Secondly, a greater emphasis in Yoga is on ?svadhyaya (self-study)? to which a teacher has to be a trigger, guide and facilitator. In this sense, a truly hungry student can learn from a kind act of a stranger on a street or self-less love of a pet or the nature?s unremitting cycles; just a few examples. So, before writing a shopping list for a teacher, one has to severely introspect whether one is ready to learn.
This would be the paradox, as introspection itself is by way of comparison, learning.
Readiness to learn works like a fire in the belly for a true student. Yoga traditions promise that when a student is ?ready?, the teacher appears.
Similar to the manner in which when I decide to illegally park in the metro area, parking attendants appear.
Teacher-student is a soul connection and spans across lives. No two individuals come together in life without a purpose, some legacy of the past. That we don?t understand the purpose makes us either ignorant or ill-prepared to be a student.
Purpose can be derived from any event or action.
This is not a complex answer to an apparently simple question. This is my anguish over quite a few similar threads and the everyday transactional mindset that people bring into Yoga discipline.
In my envrionment, I see yoga students aspiring to be even greater students without even scratching the surface of the system of yoga. I have taken classes from instructors who “fell in love” with asanas mere months ago and are now “teachers”. I have been devout students for the controlling, the superficial, the entreprenuer and even the occasional charlatran. I have never been in the presense of a guru, but I was in the presence of a indian professor who studied yoga for nearly 50 years of his life. He claimed to be nothing more than a retired professor, yet when I was in his presence, it was being with so much more. I recognize that there are worthy teachers capable of hessid or agape and can teach and love their students without alterior motives. What qualities speak volumes of such character?
JSK,
I don’t see any self-contradictions as you mentioned in the first response and the suggested ‘introspection’ is about ‘own learning preparedness’ that involves no judgement about the teacher.
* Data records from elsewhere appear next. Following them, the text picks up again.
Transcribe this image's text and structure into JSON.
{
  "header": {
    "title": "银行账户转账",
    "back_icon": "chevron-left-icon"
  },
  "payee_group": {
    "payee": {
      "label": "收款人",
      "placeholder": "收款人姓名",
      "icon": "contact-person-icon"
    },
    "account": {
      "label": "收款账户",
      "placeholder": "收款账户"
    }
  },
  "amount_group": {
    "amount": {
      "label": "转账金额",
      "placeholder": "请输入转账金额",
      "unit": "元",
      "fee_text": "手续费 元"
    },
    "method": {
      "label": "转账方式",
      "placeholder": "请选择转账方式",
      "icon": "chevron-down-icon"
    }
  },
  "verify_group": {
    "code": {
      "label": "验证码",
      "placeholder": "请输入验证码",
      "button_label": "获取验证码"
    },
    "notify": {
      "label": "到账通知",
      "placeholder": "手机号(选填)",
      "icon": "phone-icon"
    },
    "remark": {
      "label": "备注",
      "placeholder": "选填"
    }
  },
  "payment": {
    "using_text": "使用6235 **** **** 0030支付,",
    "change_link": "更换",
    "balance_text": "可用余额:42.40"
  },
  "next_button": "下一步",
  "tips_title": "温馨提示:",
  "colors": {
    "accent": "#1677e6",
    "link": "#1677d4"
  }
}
Anyways, our perceptions are vastly different, much of its experiential origin is mutually unknown. For example, I have never been to any Yoga classes and I equated teacher with guru that you specifically didn’t mean. Or I consider ‘illegal parking inviting a parking attendant’ as an insignificant but learning moment that ultimately brings forth spiritual insight; but you consider that worthy of no attention implying that ‘the teacher’s arrival in one’s life’ is an equally hollow idea. Thanks for your time.